Dani Cabs QLD
What was the inspiration behind the piece that is a part of the SWELL Sculpture Festival 2021?
We were first inspired by the light emulsion process as a way of capturing ephemerality. Dani was explaining how cyanotype works and I thought about how it would correlate with the transient nature of dance. In our practice we are both inspired by play and have a deep appreciation for the beauty of natural landscapes. Living on the Gold Coast you can’t help but fall in love with the ocean, so it combines many inspirations in one.
Do you follow a process or plan for each new piece or do you ‘wing it’?
Being a fairly new collaborative team, our process depends on the project we are working on at any given time. The one constant in our collaboration thus far has been the trust we have in each other’s ideas. One of us will float an idea and then we allow it to flow until we make some work or decide we need a change of direction.
Would you describe your artistic journey as a slow burn or a wild ride?
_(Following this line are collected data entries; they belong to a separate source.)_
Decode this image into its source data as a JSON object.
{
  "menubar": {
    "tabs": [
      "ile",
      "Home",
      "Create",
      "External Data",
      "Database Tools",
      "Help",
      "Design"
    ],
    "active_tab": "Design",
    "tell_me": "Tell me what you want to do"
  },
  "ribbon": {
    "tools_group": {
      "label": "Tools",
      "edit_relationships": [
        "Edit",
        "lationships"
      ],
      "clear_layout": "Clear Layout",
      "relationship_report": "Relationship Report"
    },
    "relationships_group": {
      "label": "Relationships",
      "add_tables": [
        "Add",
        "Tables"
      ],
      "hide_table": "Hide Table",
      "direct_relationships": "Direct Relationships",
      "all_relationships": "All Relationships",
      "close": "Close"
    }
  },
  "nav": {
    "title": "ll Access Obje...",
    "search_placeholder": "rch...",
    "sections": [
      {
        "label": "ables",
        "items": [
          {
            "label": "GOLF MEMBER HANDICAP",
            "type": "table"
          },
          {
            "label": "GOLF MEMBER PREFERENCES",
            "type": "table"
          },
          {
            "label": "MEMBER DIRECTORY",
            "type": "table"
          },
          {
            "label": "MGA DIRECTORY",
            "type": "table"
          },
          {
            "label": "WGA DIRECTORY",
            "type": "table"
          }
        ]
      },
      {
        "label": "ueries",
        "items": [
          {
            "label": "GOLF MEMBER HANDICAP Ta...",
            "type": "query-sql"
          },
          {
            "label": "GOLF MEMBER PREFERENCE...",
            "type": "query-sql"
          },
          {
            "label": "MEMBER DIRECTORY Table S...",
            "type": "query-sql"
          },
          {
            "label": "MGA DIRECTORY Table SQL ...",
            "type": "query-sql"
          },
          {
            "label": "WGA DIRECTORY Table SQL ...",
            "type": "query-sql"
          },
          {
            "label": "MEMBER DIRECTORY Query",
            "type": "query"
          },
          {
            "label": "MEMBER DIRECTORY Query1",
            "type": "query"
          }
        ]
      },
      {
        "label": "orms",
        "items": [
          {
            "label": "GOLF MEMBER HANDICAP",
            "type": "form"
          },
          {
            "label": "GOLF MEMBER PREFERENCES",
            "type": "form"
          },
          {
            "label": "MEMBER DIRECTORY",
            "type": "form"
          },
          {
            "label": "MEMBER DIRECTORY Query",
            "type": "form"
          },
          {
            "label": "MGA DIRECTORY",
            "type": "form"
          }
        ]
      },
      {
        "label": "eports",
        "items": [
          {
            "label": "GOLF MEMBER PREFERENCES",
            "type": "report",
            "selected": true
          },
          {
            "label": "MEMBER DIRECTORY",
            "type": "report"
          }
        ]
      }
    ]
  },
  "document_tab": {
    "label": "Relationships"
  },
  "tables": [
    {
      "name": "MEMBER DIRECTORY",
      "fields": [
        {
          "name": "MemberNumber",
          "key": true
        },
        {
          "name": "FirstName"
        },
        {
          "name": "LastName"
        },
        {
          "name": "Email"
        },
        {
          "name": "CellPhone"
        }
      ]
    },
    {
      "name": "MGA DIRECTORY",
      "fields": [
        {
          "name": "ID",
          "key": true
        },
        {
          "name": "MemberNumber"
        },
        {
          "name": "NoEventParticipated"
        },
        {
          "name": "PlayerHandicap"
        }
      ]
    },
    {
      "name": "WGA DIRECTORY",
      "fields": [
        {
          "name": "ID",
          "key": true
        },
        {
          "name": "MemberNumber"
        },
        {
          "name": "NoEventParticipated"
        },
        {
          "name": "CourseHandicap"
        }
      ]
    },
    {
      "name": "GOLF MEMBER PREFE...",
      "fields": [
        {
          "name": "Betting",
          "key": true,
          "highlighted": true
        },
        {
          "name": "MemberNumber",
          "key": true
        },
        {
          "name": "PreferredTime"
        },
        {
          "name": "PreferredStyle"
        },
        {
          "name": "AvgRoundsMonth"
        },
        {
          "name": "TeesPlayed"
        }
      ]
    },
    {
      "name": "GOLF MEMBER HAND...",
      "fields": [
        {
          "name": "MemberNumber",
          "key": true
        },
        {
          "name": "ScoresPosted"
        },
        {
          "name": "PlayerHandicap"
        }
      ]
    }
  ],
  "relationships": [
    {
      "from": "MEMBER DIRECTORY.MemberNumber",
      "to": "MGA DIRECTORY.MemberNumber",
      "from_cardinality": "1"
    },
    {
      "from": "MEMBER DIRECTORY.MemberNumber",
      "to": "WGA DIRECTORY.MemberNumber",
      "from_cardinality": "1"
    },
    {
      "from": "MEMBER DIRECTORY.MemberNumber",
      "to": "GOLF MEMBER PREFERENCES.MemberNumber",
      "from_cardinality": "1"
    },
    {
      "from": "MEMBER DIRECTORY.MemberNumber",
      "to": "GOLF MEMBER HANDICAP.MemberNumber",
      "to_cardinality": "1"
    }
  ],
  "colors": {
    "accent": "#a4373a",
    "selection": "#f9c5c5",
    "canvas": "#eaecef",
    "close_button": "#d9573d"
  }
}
I’d say it’s a combination of both. I started the journey in 2008, as a mature age student, studying Photographic Art at QCA, the time at uni and the few years after were a slow development of my processes, style and interests. That lead me to find Performance Art in 2014, which is what brought about the “wild ride”. Over the last five years or so I have had incredible opportunities performing in front of audiences at some of the biggest arts festivals all over the world.
Can you tell us a little bit more about how you became the artist that you are today?
I grew up in outer Sydney, in a rough community that didn’t value artistic expression. Never feeling like I entirely belonged lead me to travel as soon as I finished High School. Through those long periods away I was drawn to travel photography, eventually I moved to QLD and started studying photography.
While at uni I kept placing myself in front of the camera, playing characters, realising a passion for performance that rivalled image making. This has lead me to be able to adapt to a wide range of artist projects, from street photography to Clowning and everything in-between.
Describe your ideal environment where your creative juices flow?
I love the festival environment. Even though a lot of the development of the work happens prior to showing/performing my work at a festival – I find that surrounded by other artists, artworks and art lovers at a festival inspires new ideas and refines my work immensely.
Is there an artist or body of work that you would consider your muse?
I’m inspired by so many different artists, I could write a list as long as the dictionary naming them all, but I won’t.
Two artists and bodies of work that inspired me from very early on in my arts journey and whom I just saw exhibited at MONA in Hobart are, Tracey Moffatt and her work Something More and William Wegman’s Short Films from the 70’s. Both artists cross between image makers and performers in their work resonating with me greatly.
If you had to choose 3 words to describe your artistic style, what would they be?
Playful, absurd, honest.
Beyond SWELL 2021, is there a forthcoming project you are most excited about?
I’m currently in the early stages of developing a new YouTube series with a good friend and colleague Luca Bovino. We aren’t sure of how it will look just yet, but we know we want it to be fun, satirical, playful and educational. Discussing real life issues around community, environment, and well-being.
The two of us along with another colleague Sara Mitchell have created the group The InterACTs – we create interactive shows for festivals and are looking to take this show concept to theatres outside of the festival circuit.
What does exhibiting in SWELL 2021 mean to you?
It’s exciting to collaborate with Nadia who inspires me everyday to be a better artist and person.
I’ve enjoyed being an audience member at Swell for many years and always wanted to contribute but never thought the nature of my work would suit. So it’s a great opportunity to expand my artistic vocabulary and audience.
Is there anything you do to continue developing as an artist? Would you describe yourself as self-taught or formally educated in your artistic practice?
There are many things I could do to develop further. Collaborating with other artists always leads to growth, as do workshops and courses. As a performer a commitment to singing and dance lessons would better my skillset massively.
I’d say I’m a mix of self taught and formally educated. University gave me the technical skillset for photographic and video image creation, along with the understanding of art theory and dissemination.
In the performance realm it has been an education via trial and error, a willingness to say yes to new opportunities and learning along the way.
What food would you consider your guilty pleasure?
Pastries and Custards. Like a delicious apple and custard danish, or a Creme Bruleé. Or a Tiramisu, a good one though, super authentic. Even a good old Aussie Trifle. Geezus….all of it.
What skill or talent have you always wished you could master?
Singing. I’d love to be able to be on stage hosting an event, or performing a show and then just belt out a killer tune.
If you possessed a superpower, what would it be?
Flight. I’d love to soar above the world and see all the wonder happening below.
Courtney Stephens is an emerging creative event producer based in Tweed Heads. After a successful career as a Practice Manager, her passion for the creative arts industry has led her to study a Bachelor of Business in Convention and Event Management. She hopes to balance her love for the arts, culture and nature with her strengths in communication and management to create community based events.